Ensayo

 

El santo de San Luis, David Ojeda

2016-10-14 14:03:47

Maestro de varias generaciones, el escritor potosino David Ojeda influyó con su escritura, rigor y oficio el panorama literario nacional. Alejandro Paniagua Chino describe el temple y personalidad de quien recibiera en 1978 el prestigiado Premio Casa de las Américas 

 

Por Alejandro Paniagua*

 

Tras leer que mi maestro literario, David Ojeda, había muerto, miré un mensaje de Facebook que hace meses le escribí y que ya ni siquiera recibió. Al enfrentarme, de forma gráfica, al vacío de su respuesta, comprendí lo terrible que será la ausencia de sus palabras, todas ellas: las afables, las malas, las que temperaban, las que condenaban, las sabias, las vulgares, las que arreciaban el corazón, las que iluminaban, las que podían transfigurar, las que me ayudaron a domar mis propias letras. Y es que fue él quien me enseñó a desbravar mi literatura, mi estilo. De hecho, lo conocí hace ya varios años, porque fue mi tutor cuando tuve la beca del FONCA.

No soy un hombre que conserve, o tome siquiera, muchas fotografías. Pero sí guardo una con él. Justo una que nos tomaron durante un encuentro del FONCA. En la imagen estamos Alfonso Nava (otro becario), David Ojeda y yo sentados en la clásica mesa para presentación de libros. El mueble se halla ataviado con el soso mantel de siempre y sostiene esos plásticos que despliegan nombre tras nombre, de forma cansada y reiterativa. Lo curioso es que no estamos presentando ningún libro, ni tampoco haciendo una lectura que provocara bostezos hasta en los invitados más cercanos. En realidad, nos sentamos en el escenario, luego de una presentación, y nos pusimos a decir tonterías, albures, o necedades con el micrófono aún encendido. Hicimos una parodia de los eventos literarios. El buen David era generoso hasta en su risa. Se carcajeaba de nuestras ocurrencias o aportaba un buen remate a las explícitas referencias sexuales, o a las ofensas dedicadas a más de un autor consagrado de las letras mexicanas. Alfonso y yo jugábamos a ser escritores reconocidos y David, nuestro querido tutor, nos miraba con un cariño que me descarapela el alma nomás de recordarlo. Finalmente nos invitaron con severidad a salir del escenario.

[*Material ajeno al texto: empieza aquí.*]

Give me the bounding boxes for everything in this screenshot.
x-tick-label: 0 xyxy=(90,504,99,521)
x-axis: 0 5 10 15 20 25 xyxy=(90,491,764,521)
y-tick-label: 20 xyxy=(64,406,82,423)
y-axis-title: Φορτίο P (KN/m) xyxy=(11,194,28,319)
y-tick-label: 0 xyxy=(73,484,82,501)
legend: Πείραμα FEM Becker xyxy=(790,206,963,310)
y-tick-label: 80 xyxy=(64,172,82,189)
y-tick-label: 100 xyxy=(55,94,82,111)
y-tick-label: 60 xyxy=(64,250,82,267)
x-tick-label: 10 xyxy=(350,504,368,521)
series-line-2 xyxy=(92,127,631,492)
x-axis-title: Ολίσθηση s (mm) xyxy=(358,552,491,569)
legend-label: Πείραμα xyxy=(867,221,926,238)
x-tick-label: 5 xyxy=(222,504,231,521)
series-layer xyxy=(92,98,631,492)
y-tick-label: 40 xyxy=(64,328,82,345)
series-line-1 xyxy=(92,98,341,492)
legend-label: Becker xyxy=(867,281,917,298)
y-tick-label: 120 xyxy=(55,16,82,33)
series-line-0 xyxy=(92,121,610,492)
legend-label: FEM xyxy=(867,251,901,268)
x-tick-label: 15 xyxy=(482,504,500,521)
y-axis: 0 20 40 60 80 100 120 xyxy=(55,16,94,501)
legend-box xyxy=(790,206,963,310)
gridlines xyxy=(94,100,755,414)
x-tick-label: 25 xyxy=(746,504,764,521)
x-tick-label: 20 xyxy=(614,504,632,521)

David Ojeda no andaba presumiendo sus reconocimientos, que eran varios, ni vociferaba sobre sus aciertos literarios, que eran incontables. Yo supe que ganó el Casa de las Américas en el año de 1978, hasta el día en que me regaló un ejemplar del volumen ganador. El libro se llama “Las condiciones de la guerra”. Los cuentos de este compendio son breves, arrasadores, son de esos textos que te parten la madre en tres putazos literarios bien puestos. Son de esa clase de cuentos que te hacen bajar la mirada al recordar lo que escribiste anoche. Señores cuentos, pues, para decirlo con pocas palabras.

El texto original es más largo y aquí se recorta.